Hybrid integration of silicon photonics circuits and InP lasers by photonic wire bonding

TL;DR

This paper demonstrates a novel photonic wire bonding technique that efficiently connects InP lasers to silicon photonic circuits with minimal loss, enabling scalable hybrid photonic integration.

Contribution

It introduces photonic wire bonding with two-photon lithography as a new method for low-loss, scalable hybrid integration of III-V lasers and silicon photonics.

Findings

Achieved insertion losses as low as 0.4 dB between InP lasers and silicon circuits.

Demonstrated the most efficient InP-to-silicon interface to date.

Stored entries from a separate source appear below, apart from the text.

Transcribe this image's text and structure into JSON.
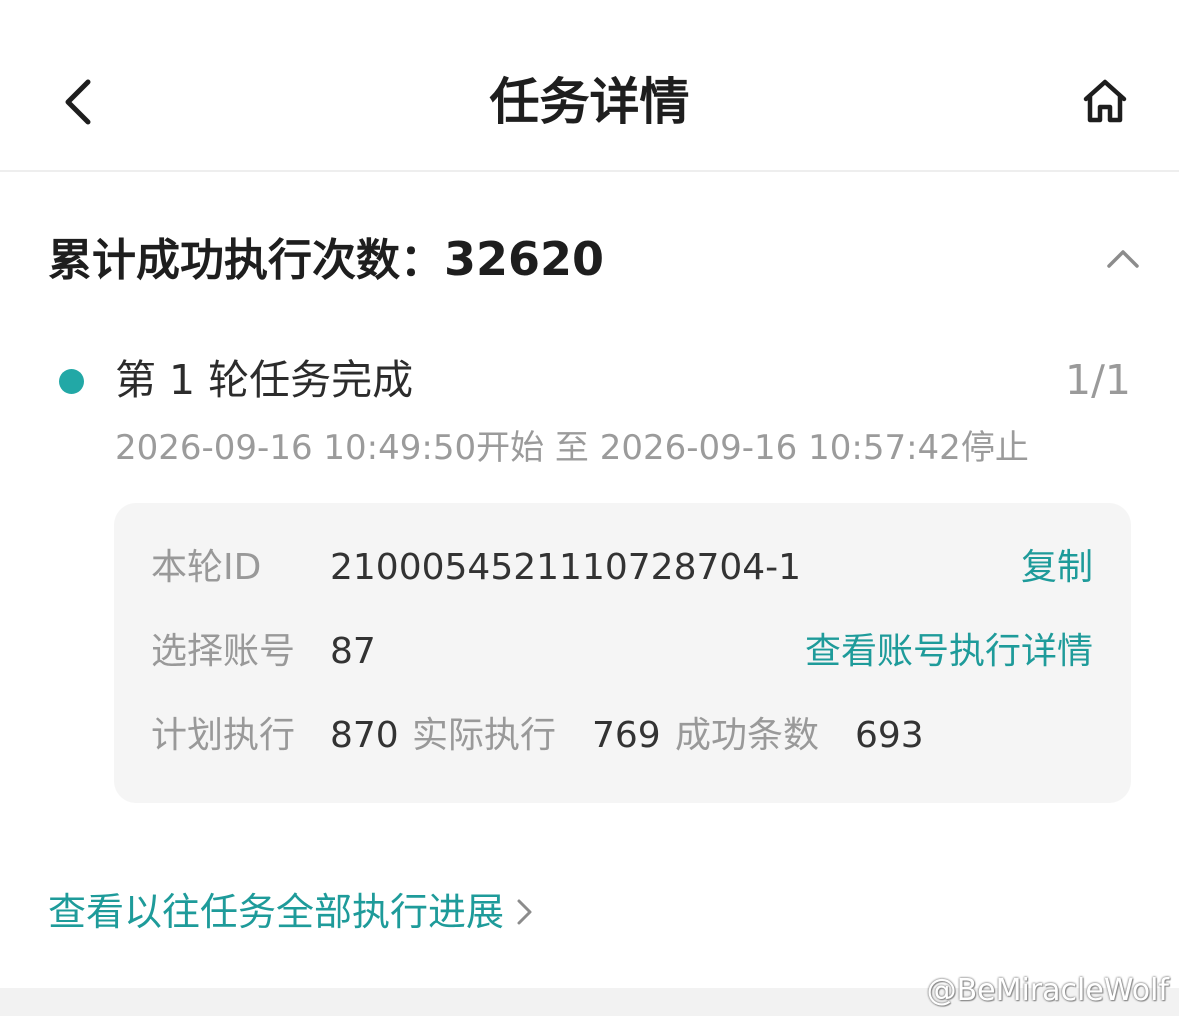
{
  "header": {
    "title": "任务详情",
    "back_icon": "chevron-left-icon",
    "home_icon": "home-icon"
  },
  "summary": {
    "label": "累计成功执行次数：",
    "value": "32620",
    "toggle_icon": "chevron-up-icon"
  },
  "round": {
    "title": "第 1 轮任务完成",
    "progress": "1/1",
    "status_color": "#22a8a6",
    "time_range": "2026-09-16 10:49:50开始 至 2026-09-16 10:57:42停止",
    "details": {
      "id_label": "本轮ID",
      "id_value": "210005452111072870​4-1",
      "copy_label": "复制",
      "account_label": "选择账号",
      "account_value": "87",
      "account_link": "查看账号执行详情",
      "planned_label": "计划执行",
      "planned_value": "870",
      "actual_label": "实际执行",
      "actual_value": "769",
      "success_label": "成功条数",
      "success_value": "693"
    }
  },
  "footer": {
    "history_link": "查看以往任务全部执行进展"
  },
  "watermark": "@BeMiracleWolf",
  "colors": {
    "accent": "#1e9b9a",
    "card_bg": "#f5f5f5"
  }
}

Showcased potential for large-scale hybrid photonic multi-chip modules.

Abstract

Efficient coupling of III-V light sources to silicon photonic circuits is one of the key challenges of integrated optics. Important requirements are low coupling losses, as well as small footprint and high yield of the overall assembly, along with the ability to use automated processes for large-scale production. In this paper, we demonstrate that photonic wire bonding addresses these challenges by exploiting direct-write two-photon lithography for in-situ fabrication of three-dimensional freeform waveguides between optical chips. In a series proof-of-concept experiments, we connect InP-based horizontal-cavity surface emitting lasers (HCSEL) to passive silicon photonic circuits with insertion losses down to 0.4 dB. To the best of our knowledge, this is the most efficient interface between an InP light source and a silicon photonic chip that has so far been demonstrated. Our experiments represent a key step in advancing photonic wire bonding to a universal integration platform for hybrid photonic multi-chip assemblies that combine known-good dies of different materials to high-performance hybrid multi-chip modules.